Open lamipaul opened 5 months ago
Hi! Thanks a lot for your interest in our work! Yeah I get your point, in my specific case I only worked on long enough files with a sample rate of 16kHz, so the encoder input dimension is not completely fixed but determined automatically as the maximal size for this setup, depending on the number of bins per semitone you're using. Tbh I'm not sure if there is a completely general formula that one could infer directly from the other parameters of the config, because I guess it would depend among others on the sampling rate, which I want to keep infered dynamically. Maybe I'm missing sth though.
Otherwise I thought about instantiate the layers lazily but it's not super well supported so I gave up on this.
Hi aRI0U,
I understand there is no easy way to infer the encoder input dimension, I came to the same realisation while thinking on how to fix it. No worries, it's not too much pain to wait for the first bug and fix the config manually.
I thought I'd take the opportunity of this thread to report other small bugs I encountered when using my model trained with this repo to run predictions with the "main" one
model.py L.141 : I had to add an extra dimension with x.unsqueeze(1)
before the layernorm
loader.py L.47 : hparam[‘reduction’]
is not defined in saved weights (I replaced by “awa”
)
core.py L.31 : I added a squeeze of the first remaining dim of size 1 so predictions have the same shape as timesteps
core.py L.36 : I added a division by 1000 to return timesteps in seconds as the hop_size is in miliseconds
I sincerely apologise if any or all of this is irrelevant, thanks again for the great work !
Hi, and thanks a lot for this really cool repo!

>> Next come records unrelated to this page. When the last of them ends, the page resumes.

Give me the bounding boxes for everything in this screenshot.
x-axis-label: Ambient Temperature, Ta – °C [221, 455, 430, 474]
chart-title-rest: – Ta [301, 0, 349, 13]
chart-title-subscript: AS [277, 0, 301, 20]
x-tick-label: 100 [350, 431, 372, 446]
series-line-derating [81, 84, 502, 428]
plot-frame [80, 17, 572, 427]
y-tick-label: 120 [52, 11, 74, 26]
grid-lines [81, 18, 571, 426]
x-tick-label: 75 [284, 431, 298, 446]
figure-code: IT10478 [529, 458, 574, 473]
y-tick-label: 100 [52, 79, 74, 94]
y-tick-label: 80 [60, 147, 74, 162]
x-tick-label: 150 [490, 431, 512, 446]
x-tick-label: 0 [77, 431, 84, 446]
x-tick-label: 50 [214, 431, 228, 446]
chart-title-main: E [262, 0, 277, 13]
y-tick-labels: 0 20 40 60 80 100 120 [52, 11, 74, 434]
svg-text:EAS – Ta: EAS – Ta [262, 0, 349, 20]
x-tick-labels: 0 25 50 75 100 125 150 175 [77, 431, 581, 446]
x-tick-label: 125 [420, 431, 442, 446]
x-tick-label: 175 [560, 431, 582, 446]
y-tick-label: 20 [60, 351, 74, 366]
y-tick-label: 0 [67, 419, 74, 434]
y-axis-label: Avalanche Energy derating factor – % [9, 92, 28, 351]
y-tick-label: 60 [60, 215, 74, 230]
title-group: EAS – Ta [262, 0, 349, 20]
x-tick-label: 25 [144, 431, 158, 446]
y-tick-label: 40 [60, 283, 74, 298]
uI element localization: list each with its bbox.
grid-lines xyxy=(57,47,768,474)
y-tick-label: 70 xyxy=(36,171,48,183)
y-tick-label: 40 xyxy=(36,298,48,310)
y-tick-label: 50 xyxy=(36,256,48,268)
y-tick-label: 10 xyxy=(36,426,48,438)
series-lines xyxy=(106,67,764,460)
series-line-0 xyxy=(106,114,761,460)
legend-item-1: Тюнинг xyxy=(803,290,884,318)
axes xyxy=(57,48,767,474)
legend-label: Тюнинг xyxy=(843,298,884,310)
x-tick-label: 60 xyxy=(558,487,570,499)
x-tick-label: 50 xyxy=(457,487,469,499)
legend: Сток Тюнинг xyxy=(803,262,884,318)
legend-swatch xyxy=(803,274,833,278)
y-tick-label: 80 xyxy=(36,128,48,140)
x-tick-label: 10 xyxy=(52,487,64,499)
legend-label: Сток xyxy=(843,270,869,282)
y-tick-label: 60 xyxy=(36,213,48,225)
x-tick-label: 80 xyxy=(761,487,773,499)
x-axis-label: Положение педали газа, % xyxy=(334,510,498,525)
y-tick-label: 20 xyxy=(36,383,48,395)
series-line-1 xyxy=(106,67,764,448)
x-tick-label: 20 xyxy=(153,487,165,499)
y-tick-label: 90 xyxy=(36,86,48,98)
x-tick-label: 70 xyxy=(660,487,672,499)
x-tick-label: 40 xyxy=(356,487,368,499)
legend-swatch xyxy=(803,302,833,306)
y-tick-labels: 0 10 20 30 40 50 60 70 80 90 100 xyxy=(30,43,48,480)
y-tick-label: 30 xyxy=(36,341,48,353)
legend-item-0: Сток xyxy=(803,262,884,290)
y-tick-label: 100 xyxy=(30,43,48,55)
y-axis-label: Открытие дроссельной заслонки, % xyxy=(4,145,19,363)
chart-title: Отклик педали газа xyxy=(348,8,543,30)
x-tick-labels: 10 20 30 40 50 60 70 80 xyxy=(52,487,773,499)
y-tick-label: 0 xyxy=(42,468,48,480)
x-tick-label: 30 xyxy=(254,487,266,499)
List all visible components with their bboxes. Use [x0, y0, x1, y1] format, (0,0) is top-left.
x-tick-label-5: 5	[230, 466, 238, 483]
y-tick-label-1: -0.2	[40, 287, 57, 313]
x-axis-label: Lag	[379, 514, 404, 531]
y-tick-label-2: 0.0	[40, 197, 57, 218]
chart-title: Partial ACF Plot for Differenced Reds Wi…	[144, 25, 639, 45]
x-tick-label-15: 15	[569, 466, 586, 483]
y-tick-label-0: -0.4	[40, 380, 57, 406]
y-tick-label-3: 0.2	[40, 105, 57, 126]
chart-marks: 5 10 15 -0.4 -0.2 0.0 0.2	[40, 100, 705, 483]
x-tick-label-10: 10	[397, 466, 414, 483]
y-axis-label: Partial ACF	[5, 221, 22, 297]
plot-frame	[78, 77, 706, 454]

I am trying to train pesto on my own data, and I had to change fmin and fmax (having relatively short audio files, otherwise CQT kernels would not fit). As a result, my CQT frames have a different size than expected (157 and 125 before and after cropping respectively, instead of 216). This results in a crash when entering the layernorm of the Resnet encoder, because its input dimension seems fixed. I could bypass this by manually setting
model.encoder.n_bins_in=125
, but I guess it would be nice to have it adapt automatically.Really sorry if I understood something wrong and this is not a bug.